The growth agenda
The European Commission’s green paper, Long-term Financing of the European Economy, is a rarity– it gets applause from all quarters.
In fact, the green paper marks a strategic step forwards in the Commission’s thinking.
At its launch, Commissioner Michel Barnier stressed that the current spate of Brussels legislation is necessary to repair defects in the financial system of Europe.
Now comes “proactive” legislation – new sets of rules designed to promote economic growth with a move away from short-termism in investment management, “a move, believe me, which is welcomed by the financial sectors themselves”, Barnier says.
The consultation paper gives stakeholders three months from 25 March to react to 30 questions. All are directed towards restoring the “solidarity of the financial sector”.
These cover the role institutional investors can play in long-term financing, for instance, and the impact of planned prudential reforms.
Unsurprisingly, PensionsEurope (PE) points to substantial references in the paper to the Commission’s instructions to the European Insurance and Occupational Pensions Authority (EIOPA) on the topic of the forthcoming review of the Institutions for Occupational Retirement Provision (IORP) Directive.
No doubt, PE has in mind the green paper’s statement that: “It will be important to ensure that new prudential rules …. do not unintentionally discourage sustainable long-term financing”. It adds: “The revision .… will therefore need to take into account the potential impacts on long-term financing of economic growth.”
In the context of Solvency II, the paper goes on to note that it has asked EIOPA to examine matters concerning detailed capital requirements for investments in certain assets.
As could be expected, PE finds it “positive” that the Commission deems it to be “important to ensure that new prudential rules for occupational pension schemes do not discourage sustainable long-term financing”. Matti Leppälä, PE’s CEO, stresses that the pension fund source of long-term financing “needs to be protected”.
Joanne Segars, chair of PensionsEurope and CEO of the UK’s National Association of Pension Funds, complains: “Existing regulations, such as short-term accounting rules, prudential rules, and asset and liabilities valuation, have all been detrimental for long-term investment”. She describes any “upcoming rules” as “a necessary development”.
A Dutch member of the European Parliament, Ria Oomen-Ruijten, warns against new prudential rules from Brussels that would direct pension capital into state assets with low interest rates. Such regulations, says the centre-right politician, would reduce investment in the real economy and damage the interests of pensioners.
On behalf of asset managers, Guy Sears, director of the Investment Management Association responsible for institutional investors, notes that the opportunities in financing long-term projects are enormous. Among ideas put forward is the creation of “a true European project bond market”.
The green paper is attentive to the banking sector in the EU. Barnier commented that, whereas in the EU 75% of capital would come from the banking sector, and only 25% from capital markets, in the US the equivalent figures were the opposite. John Davies, of the Association of Chartered Certified Accountants, supports this view: “A shift to equity financing is long overdue,” he says.

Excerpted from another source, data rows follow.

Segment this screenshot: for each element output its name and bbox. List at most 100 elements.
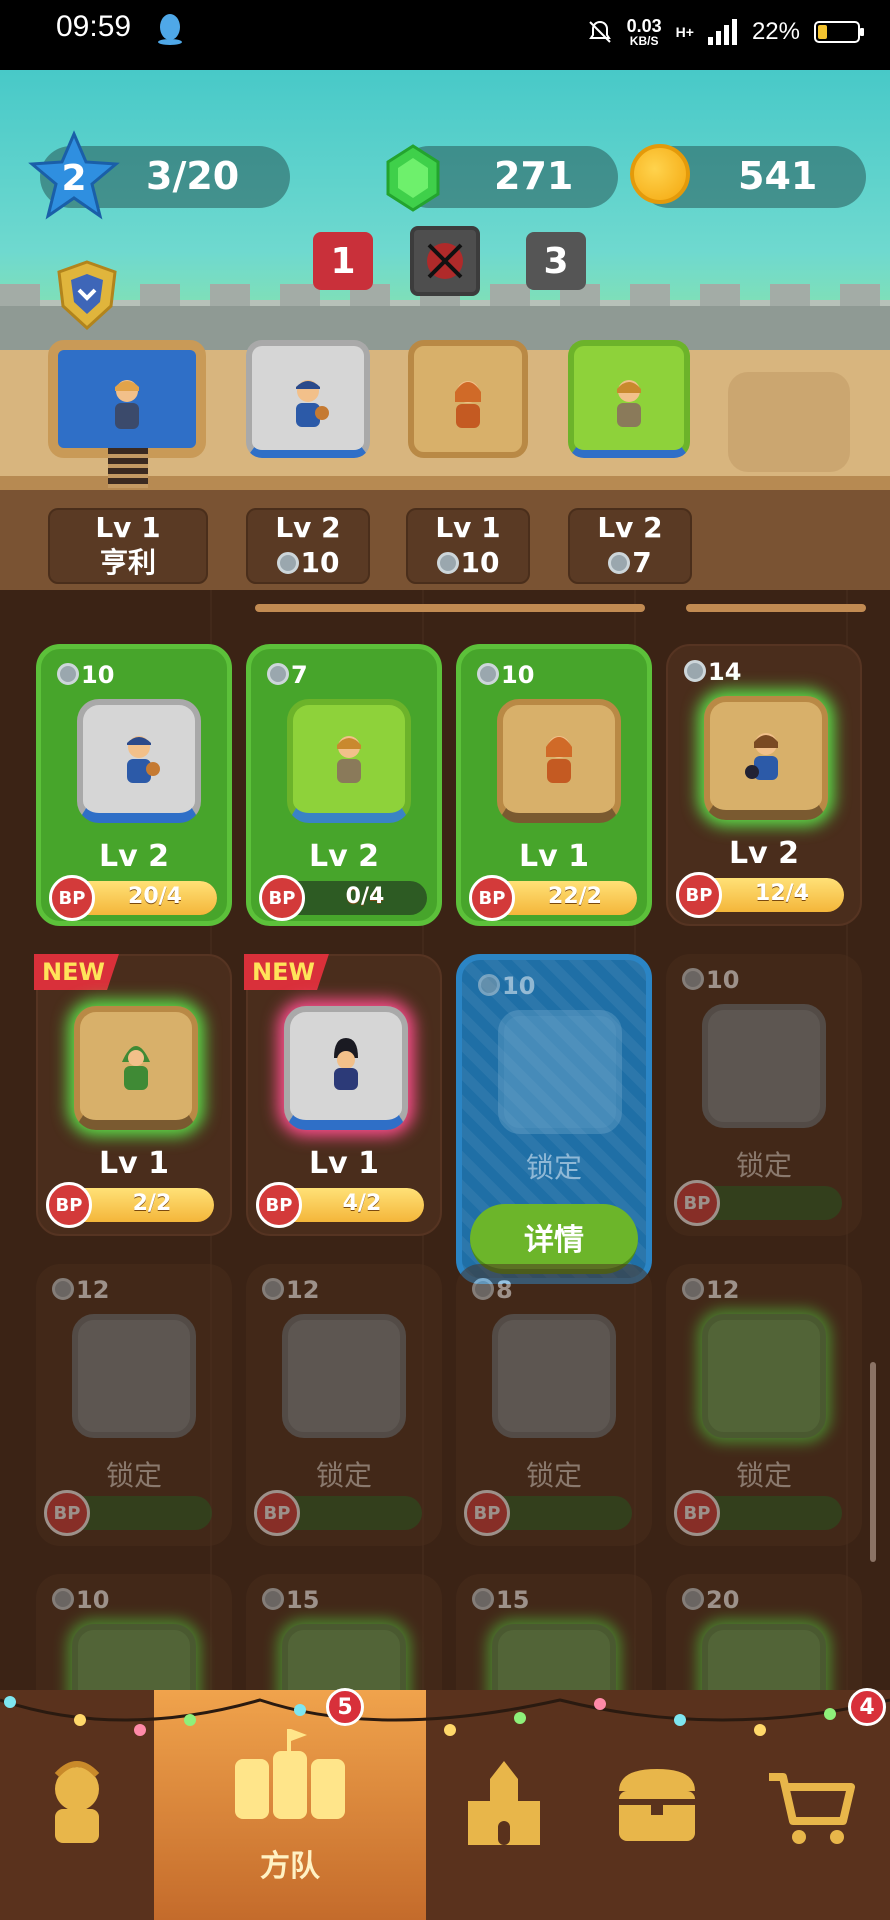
bp-badge-icon: BP <box>44 1490 90 1536</box>
formation-level-2: Lv 2 10 <box>246 508 370 584</box>
locked-unit-tower-icon <box>498 1010 622 1134</box>
silver-coin-icon <box>52 1278 74 1300</box>
bp-progress: BP <box>464 1490 632 1536</box>
locked-label: 锁定 <box>525 1459 582 1492</box>
formation-level-4: Lv 2 7 <box>568 508 692 584</box>
battery-percent: 22% <box>751 18 800 45</box>
bp-badge-icon: BP <box>254 1490 300 1536</box>
unit-card-14[interactable]: 15 <box>246 1574 442 1690</box>
formation-tower-4[interactable] <box>568 340 690 458</box>
silver-coin-icon <box>267 663 289 685</box>
formation-tower-3[interactable] <box>408 340 528 458</box>
bp-progress: BP 20/4 <box>49 875 217 921</box>
locked-unit-tower-icon <box>282 1624 406 1690</box>
silver-coin-icon <box>684 660 706 682</box>
unit-card-7-selected[interactable]: 10 锁定 详情 <box>456 954 652 1284</box>
unit-card-8[interactable]: 10 锁定 BP <box>666 954 862 1236</box>
hero-archer-icon <box>115 380 139 430</box>
skull-crossed-icon <box>427 243 463 279</box>
signal-icon <box>707 19 737 45</box>
silver-coin-icon <box>608 552 631 574</box>
scrollbar-thumb[interactable] <box>870 1362 876 1562</box>
formation-empty-slot[interactable] <box>728 372 850 472</box>
status-right: 0.03 KB/S H+ 22% <box>587 12 864 52</box>
bp-progress: BP <box>44 1490 212 1536</box>
archer-tower-icon <box>497 699 621 823</box>
unit-card-12[interactable]: 12 锁定 BP <box>666 1264 862 1546</box>
hooded-archer-icon <box>122 1046 150 1090</box>
bottom-nav: 方队 5 4 <box>0 1688 890 1920</box>
bp-progress: BP <box>674 1490 842 1536</box>
bp-progress: BP <box>254 1490 422 1536</box>
bp-badge-icon: BP <box>674 1180 720 1226</box>
formation-tower-2[interactable] <box>246 340 370 458</box>
guard-tower-icon <box>284 1006 408 1130</box>
swordsman-unit-icon <box>337 736 361 783</box>
bp-badge-icon: BP <box>259 875 305 921</box>
archer-unit-icon <box>546 736 572 783</box>
locked-unit-tower-icon <box>702 1624 826 1690</box>
unit-card-10[interactable]: 12 锁定 BP <box>246 1264 442 1546</box>
unit-card-9[interactable]: 12 锁定 BP <box>36 1264 232 1546</box>
cart-icon <box>769 1773 855 1844</box>
unit-card-grid[interactable]: 10 Lv 2 BP 20/4 7 Lv 2 BP 0/4 10 Lv 1 BP 22… <box>0 590 890 1690</box>
locked-label: 锁定 <box>315 1459 372 1492</box>
shield-soldier-tower-icon <box>77 699 201 823</box>
silver-coin-icon <box>436 552 459 574</box>
shelf-decoration <box>255 604 645 612</box>
silver-coin-icon <box>57 663 79 685</box>
unit-card-5[interactable]: NEW Lv 1 BP 2/2 <box>34 954 232 1236</box>
unit-card-2[interactable]: 7 Lv 2 BP 0/4 <box>246 644 442 926</box>
unit-card-15[interactable]: 15 <box>456 1574 652 1690</box>
swordsman-unit-icon <box>617 380 641 428</box>
silver-coin-icon <box>472 1588 494 1610</box>
hooded-archer-tower-icon <box>74 1006 198 1130</box>
locked-label: 锁定 <box>735 1149 792 1182</box>
level-star-icon: 2 <box>28 130 120 220</box>
bomber-unit-icon <box>745 733 778 780</box>
stage-button-3[interactable]: 3 <box>526 232 586 290</box>
bp-badge-icon: BP <box>676 872 722 918</box>
stage-button-1[interactable]: 1 <box>313 232 373 290</box>
silver-coin-icon <box>52 1588 74 1610</box>
mute-bell-icon <box>588 20 611 43</box>
hero-keep-tower[interactable] <box>48 340 206 488</box>
xp-value: 3/20 <box>146 154 240 198</box>
enemy-stage-icon[interactable] <box>410 226 480 296</box>
unit-card-6[interactable]: NEW Lv 1 BP 4/2 <box>244 954 442 1236</box>
shelf-decoration <box>686 604 866 612</box>
locked-label: 锁定 <box>105 1459 162 1492</box>
bp-badge-icon: BP <box>256 1182 302 1228</box>
unit-card-13[interactable]: 10 <box>36 1574 232 1690</box>
unit-card-16[interactable]: 20 <box>666 1574 862 1690</box>
coin-count: 541 <box>738 154 818 198</box>
battery-icon <box>814 21 864 43</box>
clock: 09:59 <box>56 10 132 43</box>
formation-level-1: Lv 1 亨利 <box>48 508 208 584</box>
swordsman-tower-icon <box>287 699 411 823</box>
unit-card-1[interactable]: 10 Lv 2 BP 20/4 <box>36 644 232 926</box>
bp-badge-icon: BP <box>464 1490 510 1536</box>
locked-label: 锁定 <box>735 1459 792 1492</box>
gold-coin-icon <box>630 144 690 204</box>
unit-card-3[interactable]: 10 Lv 1 BP 22/2 <box>456 644 652 926</box>
gem-icon <box>386 144 440 212</box>
bp-progress: BP 2/2 <box>46 1182 214 1228</box>
unit-card-11[interactable]: 8 锁定 BP <box>456 1264 652 1546</box>
unit-card-4[interactable]: 14 Lv 2 BP 12/4 <box>666 644 862 926</box>
squad-notification-badge: 5 <box>326 1688 364 1726</box>
bp-badge-icon: BP <box>49 875 95 921</box>
silver-coin-icon <box>478 974 500 996</box>
locked-label: 锁定 <box>525 1151 582 1184</box>
crest-shield-icon <box>57 260 117 330</box>
bp-progress: BP <box>674 1180 842 1226</box>
castle-icon <box>468 1761 540 1845</box>
castle-scene: 3/20 2 271 541 1 3 Lv 1 亨利 Lv 2 10 Lv 1 … <box>0 70 890 590</box>
bp-badge-icon: BP <box>674 1490 720 1536</box>
bp-badge-icon: BP <box>46 1182 92 1228</box>
shield-soldier-icon <box>127 736 160 783</box>
nav-squad-label: 方队 <box>260 1849 320 1884</box>
bp-progress: BP 12/4 <box>676 872 844 918</box>
locked-unit-tower-icon <box>492 1624 616 1690</box>
silver-coin-icon <box>682 1588 704 1610</box>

Another topic in the paper is venture capital. Here, funds-of-funds are described as possible “efficient instruments to increase the volume of venture capital”. The sector is said to be suffering from lack of investment and the current prudential regulation of banking and insurance is blamed.
Following the consultation, a response from the Commission may be forthcoming before the summer break”. An official said that some legislation could be drafted and presented to the parliament shortly afterwards.